In other sequences he’s equally convincing whether as a prison inmate dying of AIDS, a 19 year old Bronx community college student left with brain damage and speech difficulties by his mother’s use of crack when she was pregnant, a jailed street vendor who rails against the injustice of a system which incarcerates him for peddling Simpson (both Bart and O.J.) t-shirts but finds it adorable when little white kids sell lemonade by the roadside or, most poignantly perhaps, as a troubled upstate prison guard forced to seek therapy for his rage problem after going medieval on a prisoner. It’s a haunting scene that reveals the deapth of Hoch’s talent both as an actor and a verbal acrobat.

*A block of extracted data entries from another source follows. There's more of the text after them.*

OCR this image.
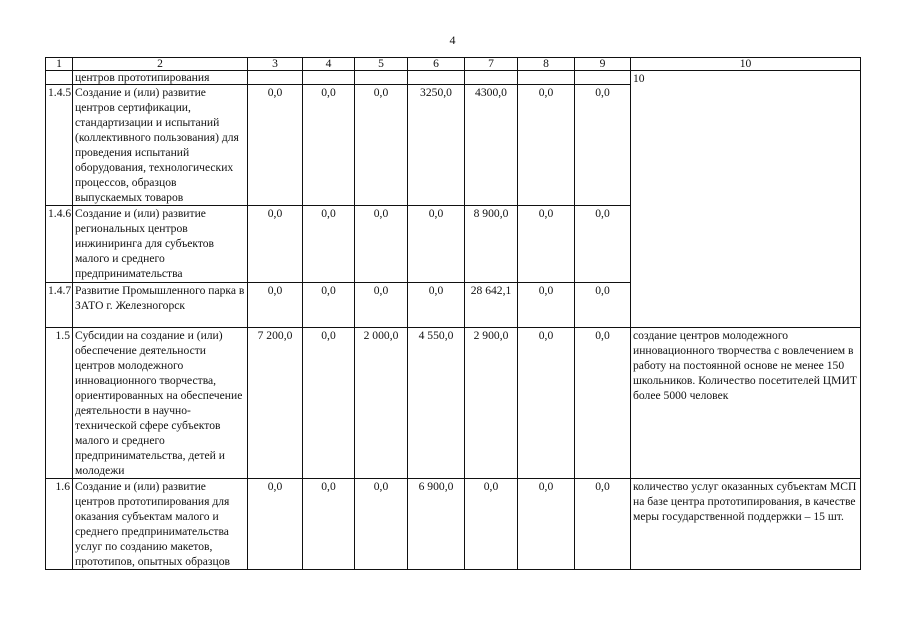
4
1	2	3	4	5	6	7	8	9	10
	центров прототипирования								10
1.4.5	Создание и (или) развитие центров сертификации, стандартизации и испытаний (коллективного пользования) для проведения испытаний оборудования, технологических процессов, образцов выпускаемых товаров	0,0	0,0	0,0	3250,0	4300,0	0,0	0,0	
1.4.6	Создание и (или) развитие региональных центров инжиниринга для субъектов малого и среднего предпринимательства	0,0	0,0	0,0	0,0	8 900,0	0,0	0,0	
1.4.7	Развитие Промышленного парка в ЗАТО г. Железногорск	0,0	0,0	0,0	0,0	28 642,1	0,0	0,0	
1.5	Субсидии на создание и (или) обеспечение деятельности центров молодежного инновационного творчества, ориентированных на обеспечение деятельности в научно-технической сфере субъектов малого и среднего предпринимательства, детей и молодежи	7 200,0	0,0	2 000,0	4 550,0	2 900,0	0,0	0,0	создание центров молодежного инновационного творчества с вовлечением в работу на постоянной основе не менее 150 школьников. Количество посетителей ЦМИТ более 5000 человек
1.6	Создание и (или) развитие центров прототипирования для оказания субъектам малого и среднего предпринимательства услуг по созданию макетов, прототипов, опытных образцов	0,0	0,0	0,0	6 900,0	0,0	0,0	0,0	количество услуг оказанных субъектам МСП на базе центра прототипирования, в качестве меры государственной поддержки – 15 шт.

Scared, suspicious and completely out of his element, the character doesn’t know what to make of it when his female shrink asks what seems to him an arbitrary series of questions. “What is this,” he snaps, “some sort of casual, impromptu probe into my s**t?”
Hoch and codirector Mark Benjamin shot the film in a variety of settings- on the street, on various stages and in real penitentaries for audiences of real and clearly respectful inmates- and wove the different performances together into a wild, rapid-fire collage that’s as fiercely funny, original and provocative as anything I’ve seen on a screen in a good long while.
Hoch is an artist of uncommon humor, intellect, presence and humanity. If he is not very big very soon, there truly is no justice in the world. If I were Jay Leno, I’d be picking up the phone right about now. For real.